Stumped? Check back Tuesday, Wednesday, Thursday, and Friday for hints about where to focus your investigation. The answer will be posted on Monday, September 11. Good luck!
Tuesday’s hint: What is intriguing about this map is that the darkest countries generally fall into two categories: either they are post-communist countries of Eastern Europe or they are impoverished countries of sub-Saharan Africa. You may be wondering what these two very different regions have in common—and the answer is that they don’t have all that much in common at all. A more helpful way to look at this map is to consider this general trend: developed countries tend to be darker than developing countries, except in a few particular places. This trend certainly holds true in the Western Hemisphere, where the U.S. and Canada are darker than nearly every other country. This may turn out to be precisely the opposite pattern you would have expected.

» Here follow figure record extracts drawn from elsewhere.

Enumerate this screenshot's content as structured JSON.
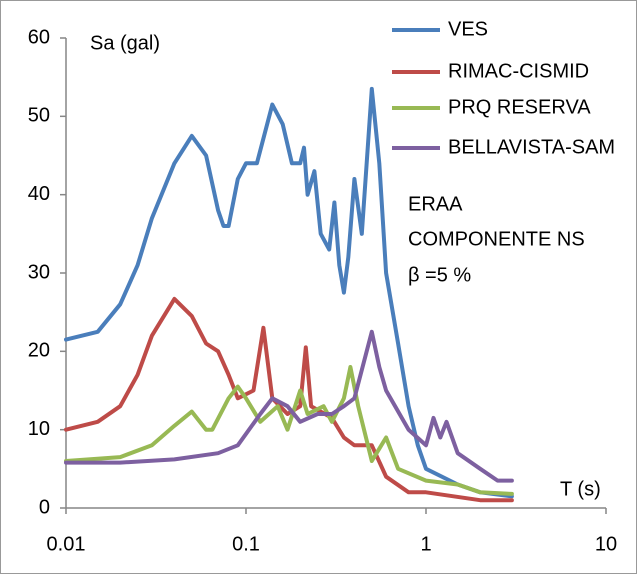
{
  "chart_data": {
    "type": "line",
    "ylabel": "Sa (gal)",
    "xlabel": "T (s)",
    "annotations": [
      "ERAA",
      "COMPONENTE NS",
      "β =5 %"
    ],
    "xscale": "log",
    "xlim": [
      0.01,
      10
    ],
    "xticks": [
      0.01,
      0.1,
      1,
      10
    ],
    "ylim": [
      0,
      60
    ],
    "yticks": [
      0,
      10,
      20,
      30,
      40,
      50,
      60
    ],
    "grid": false,
    "legend": "top-right",
    "series": [
      {
        "name": "VES",
        "color": "#4a7ebb",
        "x": [
          0.01,
          0.015,
          0.02,
          0.025,
          0.03,
          0.04,
          0.05,
          0.06,
          0.07,
          0.075,
          0.08,
          0.09,
          0.1,
          0.115,
          0.14,
          0.16,
          0.18,
          0.2,
          0.21,
          0.22,
          0.24,
          0.26,
          0.29,
          0.31,
          0.33,
          0.35,
          0.37,
          0.4,
          0.44,
          0.5,
          0.55,
          0.6,
          0.7,
          0.8,
          0.9,
          1.0,
          1.5,
          2,
          3
        ],
        "values": [
          21.5,
          22.5,
          26,
          31,
          37,
          44,
          47.5,
          45,
          38,
          36,
          36,
          42,
          44,
          44,
          51.5,
          49,
          44,
          44,
          46,
          40,
          43,
          35,
          33,
          39,
          31,
          27.5,
          32,
          42,
          35,
          53.5,
          44,
          30,
          21,
          13,
          8,
          5,
          3,
          2,
          1.5
        ]
      },
      {
        "name": "RIMAC-CISMID",
        "color": "#be4b48",
        "x": [
          0.01,
          0.015,
          0.02,
          0.025,
          0.03,
          0.04,
          0.05,
          0.06,
          0.07,
          0.08,
          0.09,
          0.11,
          0.125,
          0.14,
          0.17,
          0.2,
          0.215,
          0.23,
          0.3,
          0.35,
          0.4,
          0.5,
          0.6,
          0.8,
          1,
          2,
          3
        ],
        "values": [
          10,
          11,
          13,
          17,
          22,
          26.7,
          24.5,
          21,
          20,
          17,
          14,
          15,
          23,
          14,
          12,
          13,
          20.5,
          13,
          11.5,
          9,
          8,
          8,
          4,
          2,
          2,
          1,
          1
        ]
      },
      {
        "name": "PRQ RESERVA",
        "color": "#98b954",
        "x": [
          0.01,
          0.02,
          0.03,
          0.04,
          0.05,
          0.06,
          0.065,
          0.08,
          0.09,
          0.1,
          0.12,
          0.15,
          0.17,
          0.2,
          0.22,
          0.27,
          0.3,
          0.35,
          0.38,
          0.42,
          0.5,
          0.6,
          0.7,
          1,
          1.5,
          2,
          3
        ],
        "values": [
          6,
          6.5,
          8,
          10.5,
          12.3,
          10,
          10,
          14,
          15.5,
          14,
          11,
          13,
          10,
          15,
          12,
          13,
          11,
          14,
          18,
          13,
          6,
          9,
          5,
          3.5,
          3,
          2,
          1.8
        ]
      },
      {
        "name": "BELLAVISTA-SAM",
        "color": "#7d60a0",
        "x": [
          0.01,
          0.02,
          0.04,
          0.07,
          0.09,
          0.12,
          0.14,
          0.17,
          0.2,
          0.25,
          0.3,
          0.35,
          0.4,
          0.5,
          0.55,
          0.6,
          0.8,
          1.0,
          1.1,
          1.2,
          1.3,
          1.5,
          2,
          2.5,
          3
        ],
        "values": [
          5.8,
          5.8,
          6.2,
          7,
          8,
          12,
          14,
          13,
          11,
          12,
          12,
          13,
          14,
          22.5,
          18,
          15,
          10,
          8,
          11.5,
          9,
          11,
          7,
          5,
          3.5,
          3.5
        ]
      }
    ]
  }
}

Wednesday’s hint: One interesting feature of this map is that there are a few countries that stand out relative to their neighbors. In particular, take a look at Syria, Afghanistan, Somalia, and Yemen. These are all countries that are have something in common. They are not especially dark relative to, say, Eastern Europe, but you have to look at them in comparison to their neighbors. Why would Syria be darker than Jordan? Why would Yemen be darker than Oman?
Thursday’s hint: One of the darkest countries on this map is Lesotho. Lesotho also happens to be one of the countries with the highest prevalence of HIV—23.4% of adults in Lesotho are infected with that disease. Obviously, HIV alone cannot explain the pattern of this week’s map, but it does help explain why Lesotho and other sub-Saharan African countries are so dark.
Friday’s hint: The reason why most developed countries, and Eastern European countries in particular, are so dark on this choropleth is that their populations are generally quite old. In Germany, for example, nearly 27% of the population is over the age of 65. Compare that with somewhere like Niger, where only about 4% of the population is over 65. On this map, demographic trends like this tend to matter even more than war and disease.